Uma segunda onda feminista se insinuou no horizonte de onde menos se poderia esperar: ex-cantora de jovem guarda, casada com o ídolo popular Antonio Marcos, Vanusa (1947-2020) lançou três composições próprias de grande sucesso, “Manhãs de setembro” (1973), “Estado de fotografia” (1977) e “Mudanças” (1979).
Dona Ivone Lara na década de 70
Anos 1980: de Paula Toller a Sula Miranda
O boom do pop-rock dos anos 1980 deu guarida a criadoras como Marina, Mercenárias, Vange Leone (à frente da banda masculina Nau), Paula Toller (idem com o Kid Abelha), Virginie (da banda Metrô), Bebel Gilberto, Taciana Barros, Dulce Quental, May East, Laura Finocchiaro, Neusinha Brizola…
Se as Mercenárias faziam punk-rock no feminino, o tom da maioria das autoras da década era de pop leve e romântico, com exceções como Marina e Vange, que preferiam temas mais adultos e faziam referências mais explícitas à sexualidade.
De outro lado, os anos 1980 produziram compositoras de samba (Jovelina Pérola Negra, Nilze Carvalho), pop (Rosana, Verônica Sabino), sertanejo (Roberta Miranda e Sula Miranda) e axé (Sarajane).
Paula Toller
Os anos 1990: Vange Leonel, Marisa Monte e Fernanda Takai
A última década do século 20 começou com o hit pop-rock “Noite preta” (1990), da dupla/casal Vange Leonel e Cilmara Bedaque, trilha da novela Vamp (1991-1992).
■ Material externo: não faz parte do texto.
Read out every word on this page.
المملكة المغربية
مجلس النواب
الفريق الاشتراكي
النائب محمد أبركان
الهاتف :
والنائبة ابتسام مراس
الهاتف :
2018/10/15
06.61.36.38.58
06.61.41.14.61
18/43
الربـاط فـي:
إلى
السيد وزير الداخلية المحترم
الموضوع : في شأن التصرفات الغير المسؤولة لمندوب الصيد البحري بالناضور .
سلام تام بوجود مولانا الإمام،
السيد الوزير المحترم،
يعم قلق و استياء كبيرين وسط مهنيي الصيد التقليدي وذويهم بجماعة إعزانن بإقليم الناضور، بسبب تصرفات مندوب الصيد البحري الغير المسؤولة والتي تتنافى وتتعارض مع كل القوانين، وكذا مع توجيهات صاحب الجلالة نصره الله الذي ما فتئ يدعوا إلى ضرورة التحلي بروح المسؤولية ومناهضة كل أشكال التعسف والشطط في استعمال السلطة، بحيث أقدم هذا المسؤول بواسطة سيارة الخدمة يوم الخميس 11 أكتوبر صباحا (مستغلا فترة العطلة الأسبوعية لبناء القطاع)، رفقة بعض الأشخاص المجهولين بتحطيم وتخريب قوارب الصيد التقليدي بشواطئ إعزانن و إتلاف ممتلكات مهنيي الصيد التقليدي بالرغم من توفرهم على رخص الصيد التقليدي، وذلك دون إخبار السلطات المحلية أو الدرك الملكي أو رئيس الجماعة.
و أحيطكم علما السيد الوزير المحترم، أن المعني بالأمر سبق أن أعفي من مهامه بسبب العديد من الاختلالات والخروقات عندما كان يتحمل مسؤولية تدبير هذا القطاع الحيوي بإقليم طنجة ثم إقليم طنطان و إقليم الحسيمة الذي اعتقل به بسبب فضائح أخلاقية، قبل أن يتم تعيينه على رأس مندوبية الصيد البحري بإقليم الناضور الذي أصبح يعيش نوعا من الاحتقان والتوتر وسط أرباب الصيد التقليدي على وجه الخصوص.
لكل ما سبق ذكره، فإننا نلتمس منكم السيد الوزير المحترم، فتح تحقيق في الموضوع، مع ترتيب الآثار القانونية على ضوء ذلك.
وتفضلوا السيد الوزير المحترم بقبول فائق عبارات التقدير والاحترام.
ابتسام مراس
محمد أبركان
Adriana Calcanhotto, futura autora de sucessos como “Enguiço” (1990), “Esquadros” (1992) e “Cariocas” (1994), abriu portas para que as chamadas cantoras ecléticas dessa época, que interpretavam gêneros variados, se lançassem também como autoras, casos de Marisa Monte e Zélia Duncan. Cássia Eller, que interpretava com forte carga autoral, se restringiu ao posto de cantora.
Os 1990 viram surgir uma revoada: Fernanda Abreu (pós-Blitz), Daniela Mercury, Mart’nália, Ivete Sangalo, Cris Braun, Ana Carolina, Vanessa da Mata, Karina Buhr e Fernanda Takai.
À frente da banda (de homens) Pato Fu, Takai estima ter composto 60 canções. “Eu me sentia meio sozinha. Não tinha uma turma de mulheres a quem recorrer perto de mim. Hoje mudou demais. Tem tanta compositora boa, com muita coisa a dizer, em formatos diversos. Elas se contactam muito mais”, opina.
Fernanda Takai
Anos 2000: Pitty, Tati Quebra Barraco e Marília Mendonça
Se a tradição dos homens que cantam suas próprias composições é tão antiga quanto a indústria fonográfica, apenas na primeira década do século 21 o formato se tornou definitivo também no feminino. Na primeira década dos anos 2000, vieram Pitty, Teresa Cristina, Juçara Marçal, Roberta Sá, Anelis Assumpção, Iara Rennó, Céu, Lovefoxx, Mariana Aydar, Tiê, Ana Cañas, Maria Gadú e Nubia Maciel (do grupo Samba de Rainha).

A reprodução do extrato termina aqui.